Le Bien a vraiment tout envahi ; un Bien un peu spécial, évidemment, ce qui complique encore les choses. Une Vertu de mascarade ; ou plutôt, plus justement, ce qui reste de la Vertu quand la virulence du Vice a cessé de l’asticoter. Ce Bien réchauffé, ce Bien en revival que j’évoque est un peu à l’ « Être infiniment bon » de la théologie ce qu’un quartier réhabilité est à un quartier d’autrefois, construit lentement, rassemblé patiemment, au gré des siècles et des hasards ; ou une cochonnerie d’« espace arboré » à de bons vieux arbres normaux, poussés n’importe comment, sans rien demander à personne ; ou encore, si on préfère, une liste de best-sellers de maintenant à l’histoire de la littérature.

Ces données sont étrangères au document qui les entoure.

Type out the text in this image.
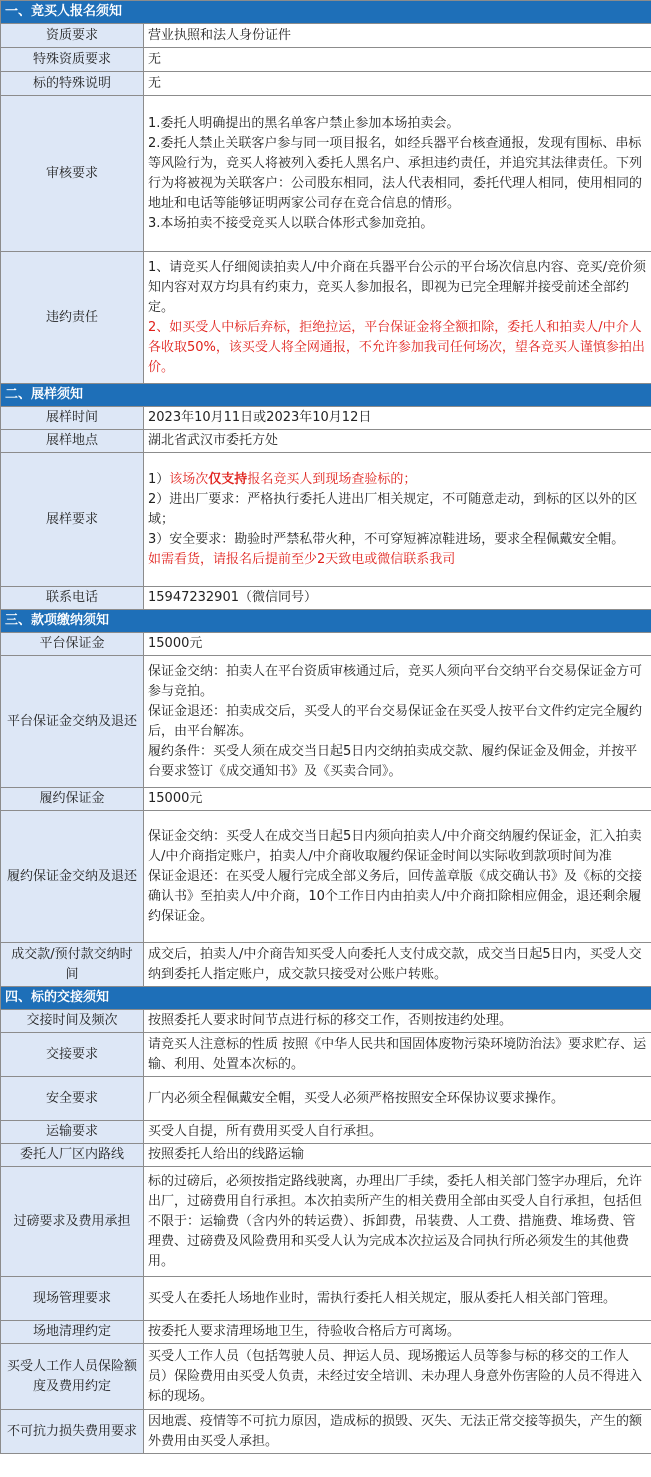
一、竞买人报名须知	
资质要求	营业执照和法人身份证件
特殊资质要求	无
标的特殊说明	无
审核要求	1.委托人明确提出的黑名单客户禁止参加本场拍卖会。
2.委托人禁止关联客户参与同一项目报名，如经兵器平台核查通报，发现有围标、串标等风险行为，竞买人将被列入委托人黑名户、承担违约责任，并追究其法律责任。下列行为将被视为关联客户：公司股东相同，法人代表相同，委托代理人相同，使用相同的地址和电话等能够证明两家公司存在竞合信息的情形。
3.本场拍卖不接受竞买人以联合体形式参加竞拍。

违约责任	1、请竞买人仔细阅读拍卖人/中介商在兵器平台公示的平台场次信息内容、竞买/竞价须知内容对双方均具有约束力，竞买人参加报名，即视为已完全理解并接受前述全部约定。
2、如买受人中标后弃标，拒绝拉运，平台保证金将全额扣除，委托人和拍卖人/中介人各收取50%，该买受人将全网通报，不允许参加我司任何场次，望各竞买人谨慎参拍出价。

二、展样须知	
展样时间	2023年10月11日或2023年10月12日
展样地点	湖北省武汉市委托方处
展样要求	1）该场次仅支持报名竞买人到现场查验标的；
2）进出厂要求：严格执行委托人进出厂相关规定，不可随意走动，到标的区以外的区域；
3）安全要求：勘验时严禁私带火种，不可穿短裤凉鞋进场，要求全程佩戴安全帽。
如需看货，请报名后提前至少2天致电或微信联系我司

联系电话	15947232901（微信同号）
三、款项缴纳须知	
平台保证金	15000元
平台保证金交纳及退还	保证金交纳：拍卖人在平台资质审核通过后，竞买人须向平台交纳平台交易保证金方可参与竞拍。
保证金退还：拍卖成交后，买受人的平台交易保证金在买受人按平台文件约定完全履约后，由平台解冻。
履约条件：买受人须在成交当日起5日内交纳拍卖成交款、履约保证金及佣金，并按平台要求签订《成交通知书》及《买卖合同》。

履约保证金	15000元
履约保证金交纳及退还	保证金交纳：买受人在成交当日起5日内须向拍卖人/中介商交纳履约保证金，汇入拍卖人/中介商指定账户，拍卖人/中介商收取履约保证金时间以实际收到款项时间为准
保证金退还：在买受人履行完成全部义务后，回传盖章版《成交确认书》及《标的交接确认书》至拍卖人/中介商，10个工作日内由拍卖人/中介商扣除相应佣金，退还剩余履约保证金。

成交款/预付款交纳时间	成交后，拍卖人/中介商告知买受人向委托人支付成交款，成交当日起5日内，买受人交纳到委托人指定账户，成交款只接受对公账户转账。
四、标的交接须知	
交接时间及频次	按照委托人要求时间节点进行标的移交工作，否则按违约处理。
交接要求	请竞买人注意标的性质 按照《中华人民共和国固体废物污染环境防治法》要求贮存、运输、利用、处置本次标的。
安全要求	厂内必须全程佩戴安全帽，买受人必须严格按照安全环保协议要求操作。
运输要求	买受人自提，所有费用买受人自行承担。
委托人厂区内路线	按照委托人给出的线路运输
过磅要求及费用承担	标的过磅后，必须按指定路线驶离，办理出厂手续，委托人相关部门签字办理后，允许出厂，过磅费用自行承担。本次拍卖所产生的相关费用全部由买受人自行承担，包括但不限于：运输费（含内外的转运费）、拆卸费，吊装费、人工费、措施费、堆场费、管理费、过磅费及风险费用和买受人认为完成本次拉运及合同执行所必须发生的其他费用。
现场管理要求	买受人在委托人场地作业时，需执行委托人相关规定，服从委托人相关部门管理。
场地清理约定	按委托人要求清理场地卫生，待验收合格后方可离场。
买受人工作人员保险额度及费用约定	买受人工作人员（包括驾驶人员、押运人员、现场搬运人员等参与标的移交的工作人员）保险费用由买受人负责，未经过安全培训、未办理人身意外伤害险的人员不得进入标的现场。
不可抗力损失费用要求	因地震、疫情等不可抗力原因，造成标的损毁、灭失、无法正常交接等损失，产生的额外费用由买受人承担。
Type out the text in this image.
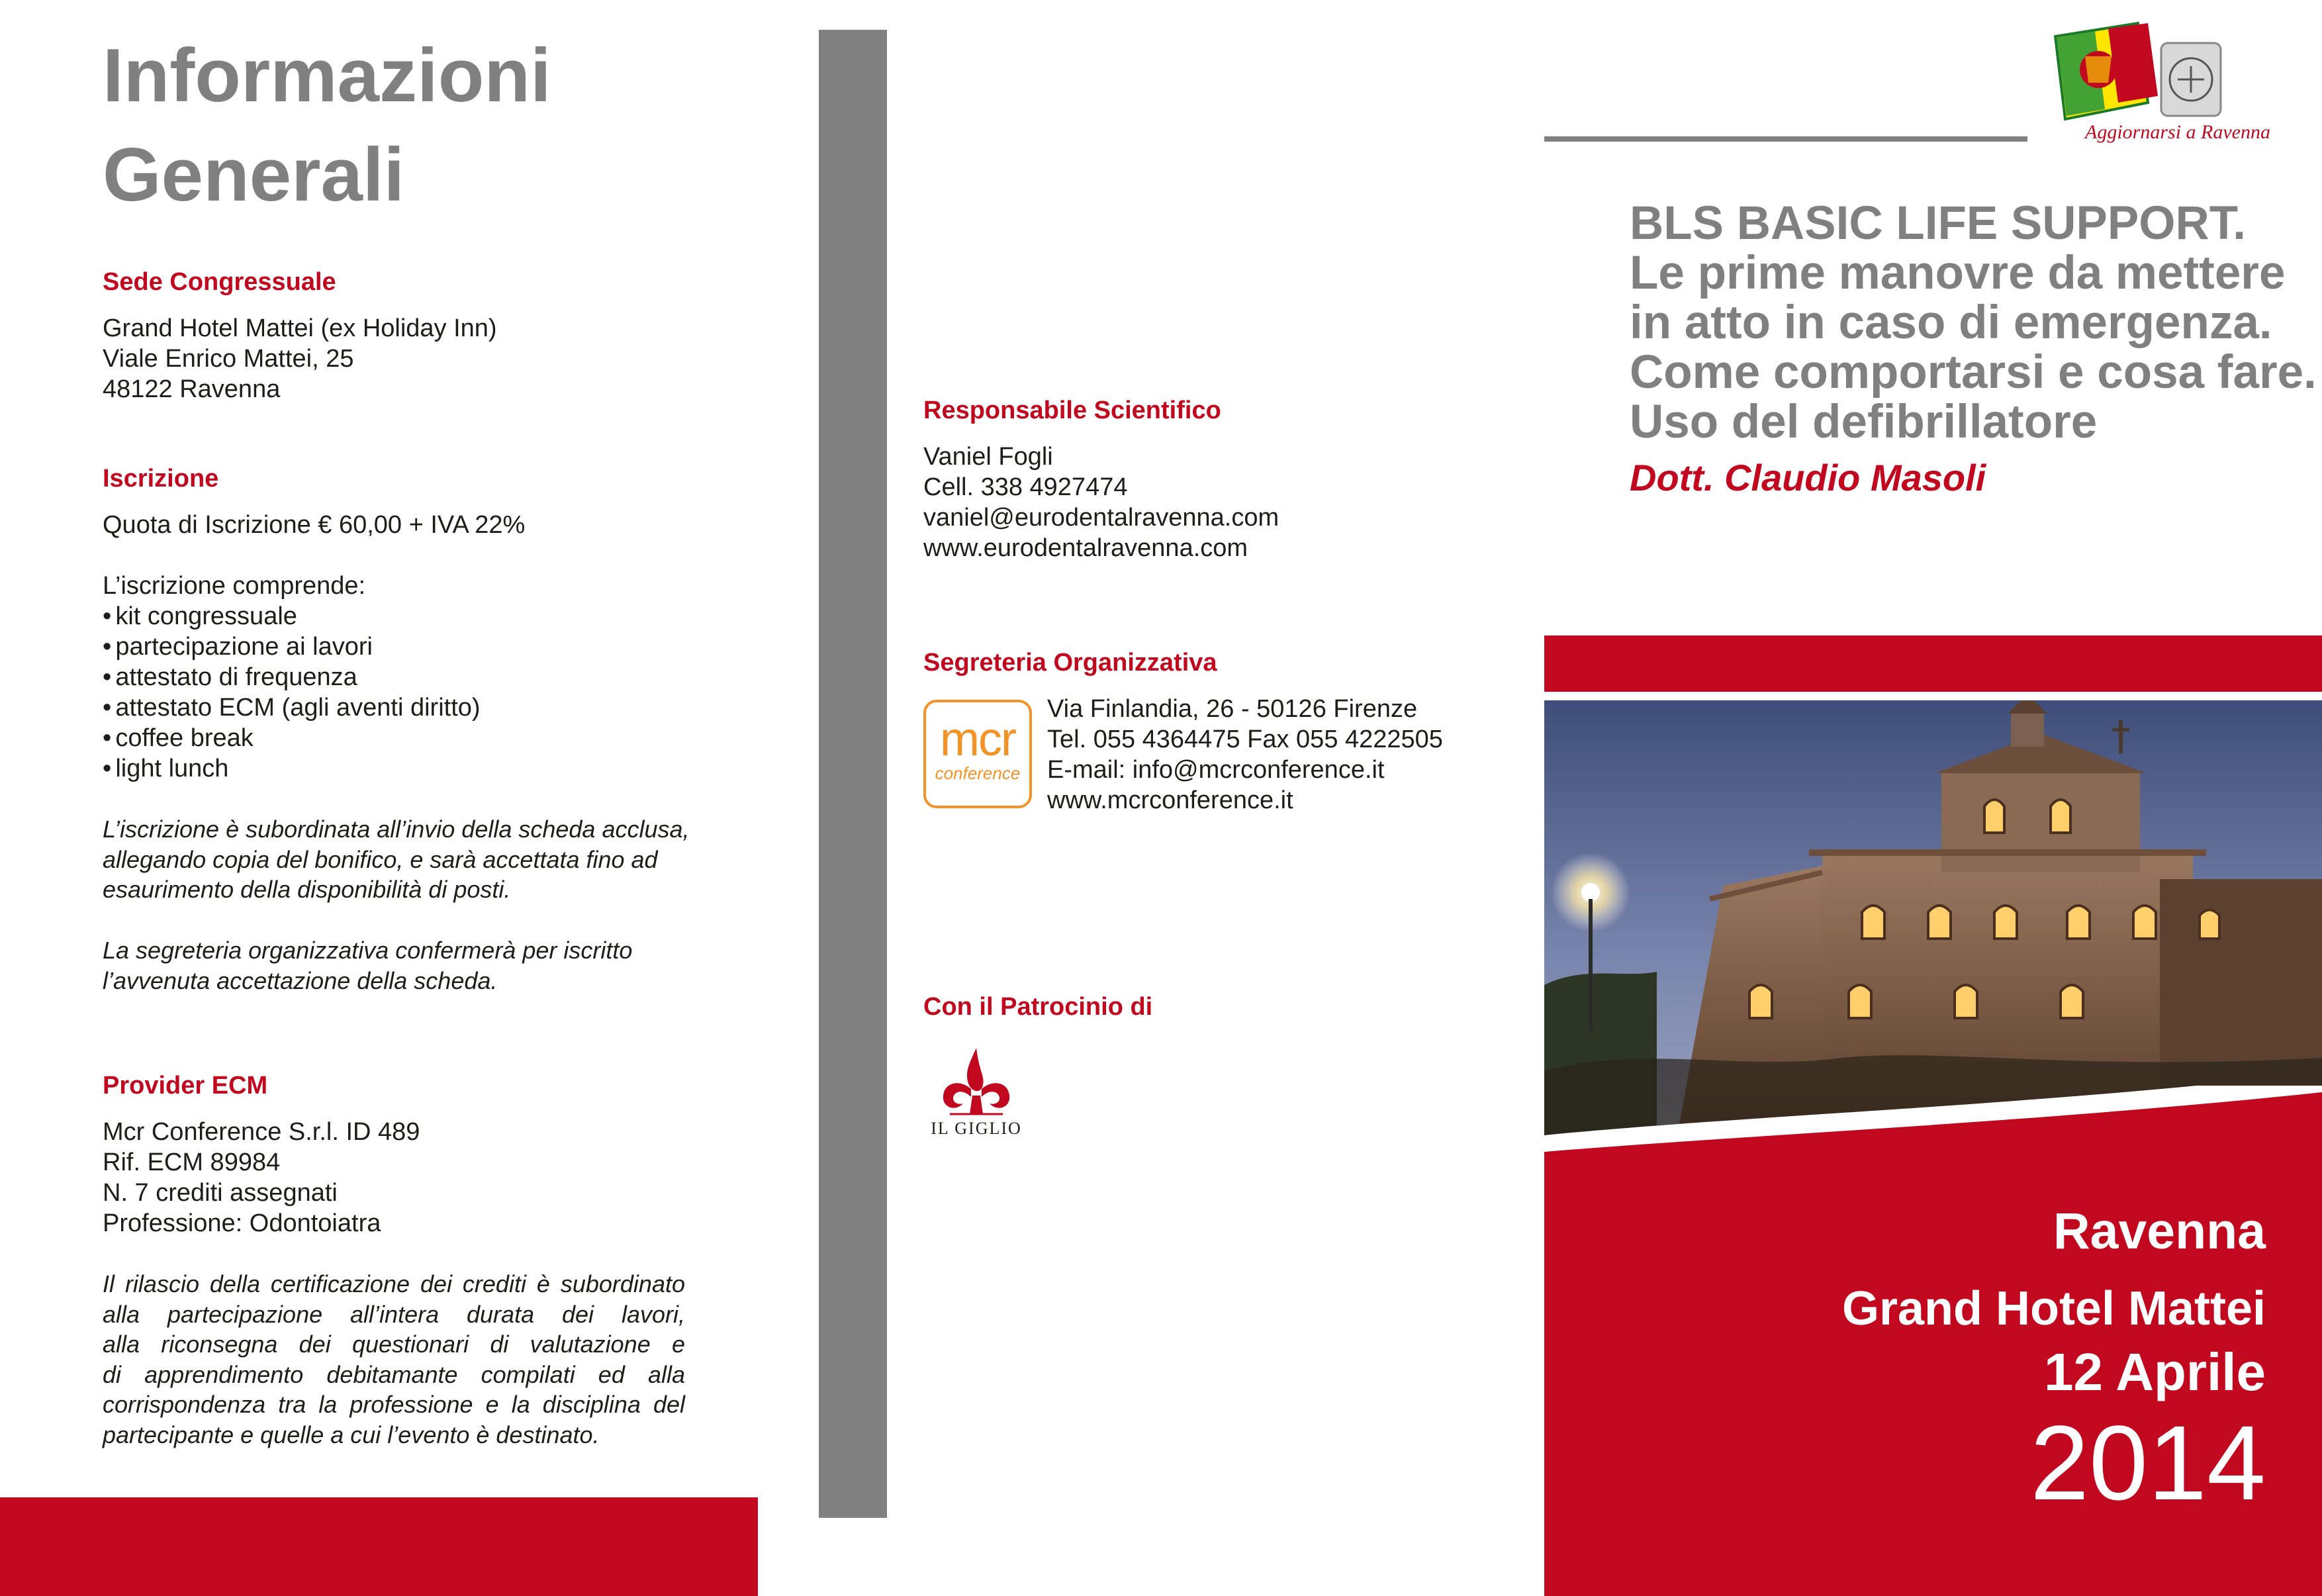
Informazioni
Generali
Sede Congressuale

Grand Hotel Mattei (ex Holiday Inn)
Viale Enrico Mattei, 25
48122 Ravenna

Iscrizione

Quota di Iscrizione € 60,00 + IVA 22%

L’iscrizione comprende:
• kit congressuale
• partecipazione ai lavori
• attestato di frequenza
• attestato ECM (agli aventi diritto)
• coffee break
• light lunch

L’iscrizione è subordinata all’invio della scheda acclusa,
allegando copia del bonifico, e sarà accettata fino ad
esaurimento della disponibilità di posti.

La segreteria organizzativa confermerà per iscritto
l’avvenuta accettazione della scheda.

Provider ECM

Mcr Conference S.r.l. ID 489
Rif. ECM 89984
N. 7 crediti assegnati
Professione: Odontoiatra

Il rilascio della certificazione dei crediti è subordinato
alla partecipazione all’intera durata dei lavori,
alla riconsegna dei questionari di valutazione e
di apprendimento debitamante compilati ed alla
corrispondenza tra la professione e la disciplina del
partecipante e quelle a cui l’evento è destinato.

Responsabile Scientifico

Vaniel Fogli
Cell. 338 4927474
vaniel@eurodentalravenna.com
www.eurodentalravenna.com

Segreteria Organizzativa
mcr
conference

Via Finlandia, 26 - 50126 Firenze
Tel. 055 4364475 Fax 055 4222505
E-mail: info@mcrconference.it
www.mcrconference.it

Con il Patrocinio di
IL GIGLIO
Aggiornarsi a Ravenna
BLS BASIC LIFE SUPPORT.
Le prime manovre da mettere
in atto in caso di emergenza.
Come comportarsi e cosa fare.
Uso del defibrillatore

Dott. Claudio Masoli

Ravenna

Grand Hotel Mattei

12 Aprile

2014
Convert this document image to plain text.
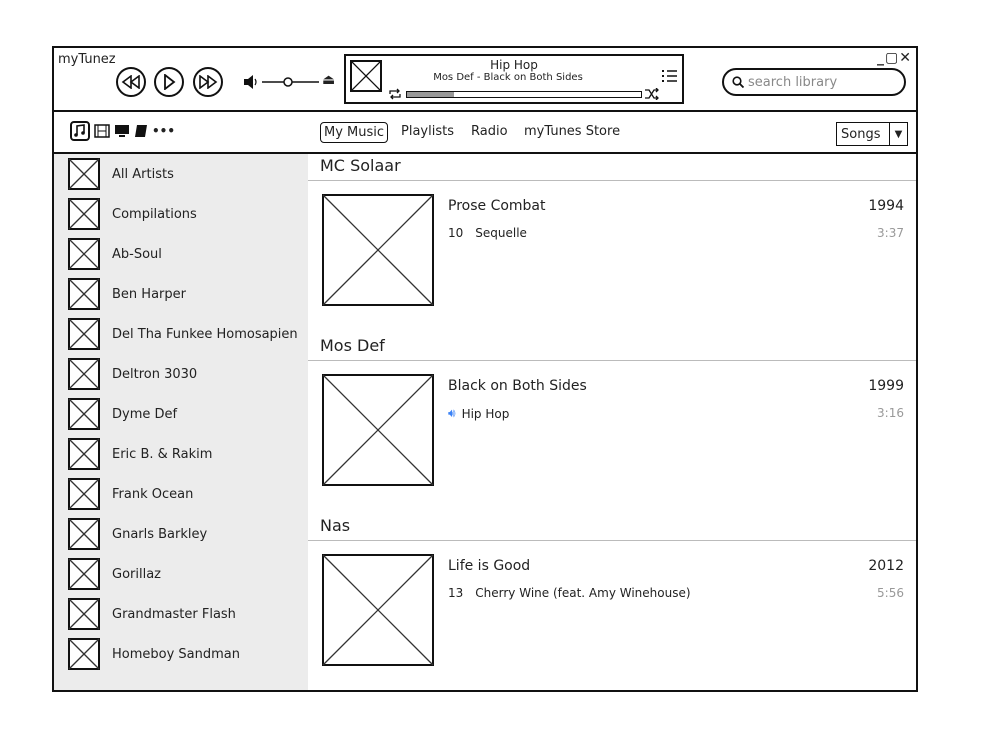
myTunez	_▢✕
⏏
Hip Hop
Mos Def - Black on Both Sides	search library
•••	My Music	Playlists Radio myTunes Store	Songs	▼
All Artists
Compilations
Ab-Soul
Ben Harper
Del Tha Funkee Homosapien
Deltron 3030
Dyme Def
Eric B. & Rakim
Frank Ocean
Gnarls Barkley
Gorillaz
Grandmaster Flash
Homeboy Sandman
MC Solaar
Prose Combat	1994
10 Sequelle	3:37
Mos Def
Black on Both Sides	1999
🔊︎ Hip Hop	3:16
Nas
Life is Good	2012
13 Cherry Wine (feat. Amy Winehouse)	5:56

La vie sans vie, le Bien sans bien

Et dans quoi rentrons-nous si ce n’est dans « l’âge du sucre sans sucre, des guerres sans guerre, du thé sans thé ». Le monde perd la tête à force de bien-pensance. Tout est bon pour se soumettre à l’ordre du Bien : « On décrète des « journées sans tabac ». Pourquoi pas des années sans femmes ? Des femmes garanties sans cholestérol ? Des idéologies sans matières grasses ? » Tout doit être sous contrôle : « L’imprévisible ne viendra plus, nous pourrions en tomber malades. Le spontané arrive sous vide. Il n’y a pas que les cigarettes qui soient mild, la bière est light et les charcuteries extra-maigres. Toute virulence est effacée. »

Cette critique très caustique de notre époque-la-plus-bête-du-monde est écrite à l’acide sulfurique. Notre merveilleux Disneyland pour touristes amusés est passé au microscope électronique. On y voit comment « le Bien a non seulement recouvert le Mal, mais plus encore il interdit que celui-ci soit écrit, c’est-à-dire ressenti ou vu. »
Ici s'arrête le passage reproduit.